PhD Defence • Software Engineering • Precise and Scalable Constraint-based Type Inference for Incomplete Java Code Snippets in the Age of Large Language Models

Thursday, August 7, 2025 12:00 pm - 3:00 pm EDT (GMT -04:00)

Please note: This PhD defence will take place in DC 2310 and online.

Yiwen Dong, PhD candidate
David R. Cheriton School of Computer Science

Supervisor: Professor Chengnian Sun

Online code snippets are prevalent and are useful for developers. These snippets are commonly shared on websites such as Stack Overflow to illustrate programming concepts. However, these code snippets are frequently incomplete. In Java code snippets, type references are typically expressed using simple names, which can be ambiguous. Identifying the exact types used requires fully qualified names typically provided in import statements. Despite their importance, such import statements are only available in 6.88% of Java code snippets on Stack Overflow. To address this challenge, this thesis explores constraint-based type inference to recover missing type information. It also proposes a dataset for evaluating the performance of type inference techniques on Java code snippets, particularly large language models (LLMs). In addition, the scalability of the initial inference technique is improved to enhance applicability in real-world scenarios.

The first study introduces SnR, a constraint-based type inference technique to automatically infer the exact type used in code snippets and the libraries containing the inferred types, to compile and therefore reuse the code snippets. Initially, SnR builds a knowledge base of APIs, i.e., various facts about the available APIs, from a corpus of Java libraries. Given a code snippet with missing import statements, SnR automatically extracts typing constraints from the snippet, solves the constraints against the knowledge base, and returns a set of APIs that satisfies the constraints to be imported into the snippet. When evaluated on the StatType-SO benchmark suite, which includes 267 Stack Overflow code snippets, SnR significantly outperforms the state-of-the-art tool Coster. SnR correctly infers 91.0% of the import statements, which makes 73.8% of the snippets compilable, compared to Coster’s 36.0% and 9.0%, respectively.

The second study evaluates type inference techniques, particularly of LLMs.
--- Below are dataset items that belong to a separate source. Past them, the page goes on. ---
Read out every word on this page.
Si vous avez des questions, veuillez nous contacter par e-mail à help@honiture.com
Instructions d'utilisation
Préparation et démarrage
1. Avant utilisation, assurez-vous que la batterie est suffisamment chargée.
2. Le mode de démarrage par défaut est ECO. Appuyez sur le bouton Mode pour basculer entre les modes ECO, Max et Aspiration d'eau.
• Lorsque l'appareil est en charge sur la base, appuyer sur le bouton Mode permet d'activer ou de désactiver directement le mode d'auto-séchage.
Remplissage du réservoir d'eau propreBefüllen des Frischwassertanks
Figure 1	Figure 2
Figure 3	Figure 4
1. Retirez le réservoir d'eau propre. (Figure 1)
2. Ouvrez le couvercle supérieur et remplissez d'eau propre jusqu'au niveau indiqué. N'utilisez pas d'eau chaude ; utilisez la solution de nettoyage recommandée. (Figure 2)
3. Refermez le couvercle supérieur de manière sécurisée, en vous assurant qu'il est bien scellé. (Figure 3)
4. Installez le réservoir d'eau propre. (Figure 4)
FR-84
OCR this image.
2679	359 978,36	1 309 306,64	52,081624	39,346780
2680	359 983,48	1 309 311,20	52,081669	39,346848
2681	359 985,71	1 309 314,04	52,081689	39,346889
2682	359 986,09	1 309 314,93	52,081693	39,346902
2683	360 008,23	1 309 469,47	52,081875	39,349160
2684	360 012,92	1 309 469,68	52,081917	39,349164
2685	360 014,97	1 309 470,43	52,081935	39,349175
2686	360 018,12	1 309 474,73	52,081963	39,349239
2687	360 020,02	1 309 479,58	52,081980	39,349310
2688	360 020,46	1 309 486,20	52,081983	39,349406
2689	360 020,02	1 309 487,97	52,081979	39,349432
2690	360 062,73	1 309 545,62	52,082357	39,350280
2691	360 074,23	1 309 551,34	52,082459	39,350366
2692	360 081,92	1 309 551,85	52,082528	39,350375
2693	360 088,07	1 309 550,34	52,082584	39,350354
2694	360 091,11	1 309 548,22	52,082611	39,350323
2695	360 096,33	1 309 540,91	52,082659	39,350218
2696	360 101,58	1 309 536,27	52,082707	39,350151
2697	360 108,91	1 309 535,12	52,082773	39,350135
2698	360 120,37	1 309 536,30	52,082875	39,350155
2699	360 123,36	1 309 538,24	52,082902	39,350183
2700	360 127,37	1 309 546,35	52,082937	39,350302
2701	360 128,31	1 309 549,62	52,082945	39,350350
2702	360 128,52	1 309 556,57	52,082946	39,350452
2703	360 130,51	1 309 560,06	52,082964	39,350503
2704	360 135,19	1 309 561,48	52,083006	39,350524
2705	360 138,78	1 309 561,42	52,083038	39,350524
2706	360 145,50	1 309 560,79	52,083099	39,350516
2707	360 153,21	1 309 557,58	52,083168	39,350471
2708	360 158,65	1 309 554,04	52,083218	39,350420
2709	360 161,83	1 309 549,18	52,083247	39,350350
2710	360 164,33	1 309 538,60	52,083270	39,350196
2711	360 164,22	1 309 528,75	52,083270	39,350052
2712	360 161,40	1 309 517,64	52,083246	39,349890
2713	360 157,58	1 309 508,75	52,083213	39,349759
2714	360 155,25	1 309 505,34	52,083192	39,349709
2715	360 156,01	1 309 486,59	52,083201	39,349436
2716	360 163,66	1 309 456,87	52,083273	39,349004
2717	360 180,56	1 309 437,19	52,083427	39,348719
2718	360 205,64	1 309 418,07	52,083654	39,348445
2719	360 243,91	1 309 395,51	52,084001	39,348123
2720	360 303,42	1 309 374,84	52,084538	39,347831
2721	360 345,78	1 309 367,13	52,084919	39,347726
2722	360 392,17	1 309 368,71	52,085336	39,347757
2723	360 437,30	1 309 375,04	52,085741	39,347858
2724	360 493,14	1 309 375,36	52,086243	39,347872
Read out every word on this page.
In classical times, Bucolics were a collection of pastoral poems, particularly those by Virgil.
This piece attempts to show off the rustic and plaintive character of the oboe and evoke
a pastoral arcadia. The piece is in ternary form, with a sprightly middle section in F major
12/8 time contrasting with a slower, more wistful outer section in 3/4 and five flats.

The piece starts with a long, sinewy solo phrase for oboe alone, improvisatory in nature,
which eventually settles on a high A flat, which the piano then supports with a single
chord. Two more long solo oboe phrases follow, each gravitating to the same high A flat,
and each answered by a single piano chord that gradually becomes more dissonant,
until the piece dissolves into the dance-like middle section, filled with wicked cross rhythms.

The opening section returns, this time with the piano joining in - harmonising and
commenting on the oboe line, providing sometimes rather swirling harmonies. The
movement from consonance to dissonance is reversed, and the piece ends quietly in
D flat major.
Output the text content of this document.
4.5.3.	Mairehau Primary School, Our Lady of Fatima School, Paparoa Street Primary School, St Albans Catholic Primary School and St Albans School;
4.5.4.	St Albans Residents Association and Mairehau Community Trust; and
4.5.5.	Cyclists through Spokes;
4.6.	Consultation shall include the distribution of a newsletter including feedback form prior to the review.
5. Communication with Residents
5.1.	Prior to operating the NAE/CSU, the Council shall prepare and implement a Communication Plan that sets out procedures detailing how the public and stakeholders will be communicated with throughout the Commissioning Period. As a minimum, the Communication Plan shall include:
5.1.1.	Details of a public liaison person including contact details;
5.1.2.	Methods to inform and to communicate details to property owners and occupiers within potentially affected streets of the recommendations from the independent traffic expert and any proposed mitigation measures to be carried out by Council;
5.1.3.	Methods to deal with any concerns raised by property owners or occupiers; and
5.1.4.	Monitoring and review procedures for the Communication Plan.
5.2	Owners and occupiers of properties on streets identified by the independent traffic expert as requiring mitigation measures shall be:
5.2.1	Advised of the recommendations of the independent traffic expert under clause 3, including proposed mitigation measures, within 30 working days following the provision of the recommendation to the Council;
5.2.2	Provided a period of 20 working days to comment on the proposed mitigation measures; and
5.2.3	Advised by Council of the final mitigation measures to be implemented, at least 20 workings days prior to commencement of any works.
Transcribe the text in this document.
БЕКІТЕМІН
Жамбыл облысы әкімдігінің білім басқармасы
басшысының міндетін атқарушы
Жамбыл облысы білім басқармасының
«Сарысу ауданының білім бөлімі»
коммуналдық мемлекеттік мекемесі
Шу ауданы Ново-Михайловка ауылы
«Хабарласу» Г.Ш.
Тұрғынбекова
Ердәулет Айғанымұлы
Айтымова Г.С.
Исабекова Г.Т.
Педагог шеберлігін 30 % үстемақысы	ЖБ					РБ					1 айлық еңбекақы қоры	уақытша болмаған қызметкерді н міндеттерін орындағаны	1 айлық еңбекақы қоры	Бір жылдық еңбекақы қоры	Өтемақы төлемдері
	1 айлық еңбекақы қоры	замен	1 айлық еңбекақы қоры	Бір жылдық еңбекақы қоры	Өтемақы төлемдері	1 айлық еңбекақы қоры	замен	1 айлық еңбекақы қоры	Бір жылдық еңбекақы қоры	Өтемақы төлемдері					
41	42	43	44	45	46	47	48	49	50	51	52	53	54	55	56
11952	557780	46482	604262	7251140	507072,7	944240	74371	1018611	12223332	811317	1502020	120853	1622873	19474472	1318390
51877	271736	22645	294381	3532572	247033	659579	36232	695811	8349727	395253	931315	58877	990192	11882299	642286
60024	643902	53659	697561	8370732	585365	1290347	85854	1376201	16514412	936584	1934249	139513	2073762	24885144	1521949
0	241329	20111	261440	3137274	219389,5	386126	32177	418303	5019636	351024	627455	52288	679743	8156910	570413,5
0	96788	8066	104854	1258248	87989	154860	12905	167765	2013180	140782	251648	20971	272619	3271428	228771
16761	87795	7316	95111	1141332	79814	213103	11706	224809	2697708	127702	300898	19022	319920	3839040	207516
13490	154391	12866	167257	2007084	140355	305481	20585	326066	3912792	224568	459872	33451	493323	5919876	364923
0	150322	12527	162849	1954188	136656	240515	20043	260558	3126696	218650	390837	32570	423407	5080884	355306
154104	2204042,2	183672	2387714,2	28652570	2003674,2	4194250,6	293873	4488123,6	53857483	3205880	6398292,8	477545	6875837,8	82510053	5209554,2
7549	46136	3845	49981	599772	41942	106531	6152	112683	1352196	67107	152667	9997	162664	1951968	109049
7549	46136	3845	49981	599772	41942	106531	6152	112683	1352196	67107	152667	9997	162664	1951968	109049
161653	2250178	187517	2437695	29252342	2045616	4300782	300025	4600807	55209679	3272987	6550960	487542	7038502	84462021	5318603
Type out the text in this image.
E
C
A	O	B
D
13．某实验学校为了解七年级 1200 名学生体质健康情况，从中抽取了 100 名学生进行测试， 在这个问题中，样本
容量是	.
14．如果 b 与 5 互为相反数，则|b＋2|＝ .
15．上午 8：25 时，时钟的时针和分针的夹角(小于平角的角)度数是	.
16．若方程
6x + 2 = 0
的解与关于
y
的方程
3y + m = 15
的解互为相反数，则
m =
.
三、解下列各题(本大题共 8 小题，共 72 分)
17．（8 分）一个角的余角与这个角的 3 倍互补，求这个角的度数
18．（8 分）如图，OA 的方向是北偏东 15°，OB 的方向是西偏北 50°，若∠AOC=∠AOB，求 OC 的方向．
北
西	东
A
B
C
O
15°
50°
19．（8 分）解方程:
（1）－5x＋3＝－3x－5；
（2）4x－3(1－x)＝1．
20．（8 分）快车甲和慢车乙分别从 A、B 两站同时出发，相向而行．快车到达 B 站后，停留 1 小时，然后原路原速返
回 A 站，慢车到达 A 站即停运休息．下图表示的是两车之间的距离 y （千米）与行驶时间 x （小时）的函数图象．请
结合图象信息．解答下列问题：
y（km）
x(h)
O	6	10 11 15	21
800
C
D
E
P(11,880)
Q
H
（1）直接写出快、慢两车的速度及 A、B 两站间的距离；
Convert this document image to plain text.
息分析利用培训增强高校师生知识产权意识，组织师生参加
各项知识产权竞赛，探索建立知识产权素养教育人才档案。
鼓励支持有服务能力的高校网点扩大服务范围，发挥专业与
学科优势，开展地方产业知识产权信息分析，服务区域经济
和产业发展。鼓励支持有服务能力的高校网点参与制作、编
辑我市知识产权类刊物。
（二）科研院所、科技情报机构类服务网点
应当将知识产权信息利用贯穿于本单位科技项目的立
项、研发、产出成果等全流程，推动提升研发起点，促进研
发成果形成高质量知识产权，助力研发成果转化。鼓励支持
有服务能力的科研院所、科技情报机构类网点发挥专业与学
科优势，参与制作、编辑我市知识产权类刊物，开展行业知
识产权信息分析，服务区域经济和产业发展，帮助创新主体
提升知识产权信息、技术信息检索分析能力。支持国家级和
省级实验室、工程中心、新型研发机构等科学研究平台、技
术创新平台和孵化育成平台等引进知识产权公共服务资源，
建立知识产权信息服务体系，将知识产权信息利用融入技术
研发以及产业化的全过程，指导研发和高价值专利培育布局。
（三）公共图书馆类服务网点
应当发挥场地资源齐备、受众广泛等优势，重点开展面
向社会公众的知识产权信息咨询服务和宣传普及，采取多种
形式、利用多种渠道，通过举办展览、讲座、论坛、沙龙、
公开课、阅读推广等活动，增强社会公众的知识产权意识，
Although LLMs demonstrate strong performance on the StatType-SO benchmark, the dataset has been publicly available on GitHub since 2017. If LLMs were trained on StatType-SO, then their performance may not reflect how the model would perform on novel, real-world code, but rather result from recalling examples seen during training. To address this, this thesis introduces ThaliaType, a new, previously unreleased dataset containing 300 Java code snippets. Results reveal that LLMs exhibit a significant drop in performance when generalizing to unseen code snippets, with up to 59% decrease in precision and up to 72% decrease in recall. To further investigate the limitations of LLMs in understanding the execution semantics of the code, semantic-preserving code transformations were developed. Analysis showed that LLMs performed significantly worse on code snippets that are syntactically different but semantically equivalent. Experiments suggest that the strong performance of LLMs in prior evaluations was likely influenced by data leakage in the benchmarks, rather than a genuine understanding of the semantics of code snippets.

The third study enhances the scalability of constraint-based type inference by introducing Scitix. Constraint-solving becomes computationally expensive using a large knowledge base in the presence of unknown types (e.g. user-defined types) in code snippets. To improve scalability, Scitix represent certain unknown types as Any, ignoring such types during constraint solving. Then a iterative constraint-solving approach saves on computation and skips constraints involving unknown types. Extensive evaluations show that the insights improve both performance and scalability compared to SnR. Specifically, Scitix achieves F1-scores of 96.6% and 88.7% on StatType-SO and ThaliaType, respectively, using a large knowledge base of over 3,000 jars. In contrast, SnR consistently times out, yielding F1-scores close to 0%. Even with the smallest knowledge base, where SnR does not time out, Scitix reduces the number of errors by 79% and 37% compared to SnR. Furthermore, even with the largest knowledge base, Scitix reduces error rates by 20% and 78% compared to state-of-the-art LLMs.


To attend this PhD defence in person, please go to DC 2310. You can also attend virtually on Zoom.